Chaverny arrachait les briques, le plâtre, les lattes, et mettait ses mains en sang.
--Sandiéou! disait Cocardasse à l'étage inférieur,--quel bal danse-t-on ici dessus?
--C'est peut-être un malheureux qu'on étrangle et qui se débat, repartit frère Passepoil qui avait ce matin les idées noires.
--Eh donc! fit observer le Gascon.--Si on l'étrangle, il a bien le droit de se débattre... mais je crois bien que c'est plutôt quelque fou furieux du quartier qu'on a mis en prison avant de l'envoyer à Bicêtre...
Un grand coup se fit entendre en ce moment, suivi d'un craquement sourd et de la chute d'une partie du plafond.
Le plâtras, tombant entre nos deux amis, souleva un épais nuage de poussière.
--Recommandons nos âmes à Dieu! fit Passepoil,--nous n'avons pas nos épées et sans doute on vient nous faire un mauvais parti.
--Bagassas! répliqua le Gascon;--ils viendraient par la porte...
--Ohé! fit le petit marquis dont la tête tout entière se montrait au large trou du plafond.
Cocardasse et Passepoil levèrent les yeux en même temps.
--Vous êtes deux là dedans? demanda Chaverny.
--Comme vous voyez, monsieur le marquis, répliqua Cocardasse;--mais, tron de l'air! pourquoi tout ce dégât?
--Mettez votre paille sous le trou, que je saute.
--Nenni donc! nous sommes assez de deux...
--Et le geôlier n'a pas l'air d'un garçon à bien prendre la plaisanterie, ajouta frère Passepoil.
Chaverny cependant élargissait son trou prestement.
--Apapur! fit Cocardasse en le regardant; qui m'a donné des prisons comme cela?
--C'est bâti en boue et en crachat! ajouta Passepoil avec mépris.
--La paille! la paille! cria Chaverny impatient.
Nos deux braves ne bougeaient pas.
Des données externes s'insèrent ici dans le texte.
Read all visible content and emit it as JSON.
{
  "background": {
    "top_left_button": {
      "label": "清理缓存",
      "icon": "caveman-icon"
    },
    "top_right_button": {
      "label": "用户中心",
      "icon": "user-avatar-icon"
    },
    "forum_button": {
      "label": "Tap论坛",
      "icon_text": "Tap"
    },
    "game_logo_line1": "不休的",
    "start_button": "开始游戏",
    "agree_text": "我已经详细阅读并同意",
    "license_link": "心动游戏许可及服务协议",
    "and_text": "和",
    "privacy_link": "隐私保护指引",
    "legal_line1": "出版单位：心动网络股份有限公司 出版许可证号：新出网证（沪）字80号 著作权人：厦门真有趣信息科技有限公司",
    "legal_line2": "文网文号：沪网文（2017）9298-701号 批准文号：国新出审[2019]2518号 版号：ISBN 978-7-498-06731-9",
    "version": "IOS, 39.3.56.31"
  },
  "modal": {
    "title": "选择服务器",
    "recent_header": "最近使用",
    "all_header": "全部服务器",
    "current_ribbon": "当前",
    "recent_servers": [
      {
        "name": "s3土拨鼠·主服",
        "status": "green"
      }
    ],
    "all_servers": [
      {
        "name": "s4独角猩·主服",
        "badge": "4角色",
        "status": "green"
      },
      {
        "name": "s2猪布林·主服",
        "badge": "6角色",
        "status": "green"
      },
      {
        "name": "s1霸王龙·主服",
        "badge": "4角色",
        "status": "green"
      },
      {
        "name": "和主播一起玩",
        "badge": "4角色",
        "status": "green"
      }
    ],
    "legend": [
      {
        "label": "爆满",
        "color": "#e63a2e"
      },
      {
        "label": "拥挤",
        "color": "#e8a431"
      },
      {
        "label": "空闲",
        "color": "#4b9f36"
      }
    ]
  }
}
Chaverny eut la bonne idée de prononcer le nom de Lagardère.
Aussitôt, la paille entassée s'éleva au centre du cachot.
--Est-ce qu'il est avec vous? demanda Cocardasse.
--Avez-vous de ses nouvelles? fit Passepoil.
Chaverny, au lieu de répondre, engagea ses deux jambes dans le trou. Il était fluet, mais ses hanches ne voulaient point passer, pressées qu'elles étaient par les parois rugueuses de l'ouverture. Il faisait pour glisser des efforts furieux.
Cocardasse se mit à rire en voyant ces deux jambes qui gigottaient avec rage.--Passepoil, toujours prudent, alla mettre son oreille à la porte donnant sur le corridor.
Le corps de Chaverny passait cependant petit à petit.
--Viens çà! dit Cocardasse, il va tomber... c'est encore assez haut pour qu'il se rompe les côtes.
Frère Passepoil mesura de l'oeil la distance qu'il y avait du plancher au plafond.
--C'est assez haut, répliqua-t-il, pour qu'il nous casse quelque chose en tombant, si nous sommes assez niais pour lui servir de matelas!
--Bah! fit Cocardasse, il est si mièvre!...
--Tant que tu voudras... mais une chute de douze ou quinze pieds...
--Apapur! ma caillou!... il vient de la part du petit Parisien... En place!
Passepoil ne se fit pas prier davantage. Cocardasse et lui unirent leurs bras vigoureux au-dessus du tas de paille. Presque aussitôt après, un second craquement se fit au plafond. Les deux braves fermèrent les yeux et s'embrassèrent bien malgré eux par la traction soudaine que la chute du petit marquis exerça sur leurs bras tendus.
Tous trois roulèrent sur le carreau, aveuglés par le déluge de plâtre qui tomba derrière Chaverny.
Chaverny fut le premier relevé. Il se secoua et se mit à rire.
--Vous êtes deux bons enfants, dit-il; la première fois que je vous ai vus, je vous ai pris pour deux parfaits gibiers de potence!... ne vous fâchez pas... forçons plutôt la porte à trois que nous sommes, tombons sur les guichetiers et prenons la clef des champs.
--Passepoil! fit le Gascon.
--Cocardasse! répondit le Normand.
--Trouves-tu que j'aie l'air d'un gibier de potence?
--Et moi donc, murmura Passepoil qui regarda le nouveau venu de travers; c'est la première fois que pareille avanie...
--Apapur! interrompit Cocardasse; le pécaïre nous rendra raison quand nous serons dehors... En attendant, il me plaît; son idée aussi... forçons la porte!
Passepoil les arrêta au moment où ils allaient s'élancer.
--Écoutez! dit-il en inclinant la tête pour prêter l'oreille.
On entendait un bruit de pas dans le corridor.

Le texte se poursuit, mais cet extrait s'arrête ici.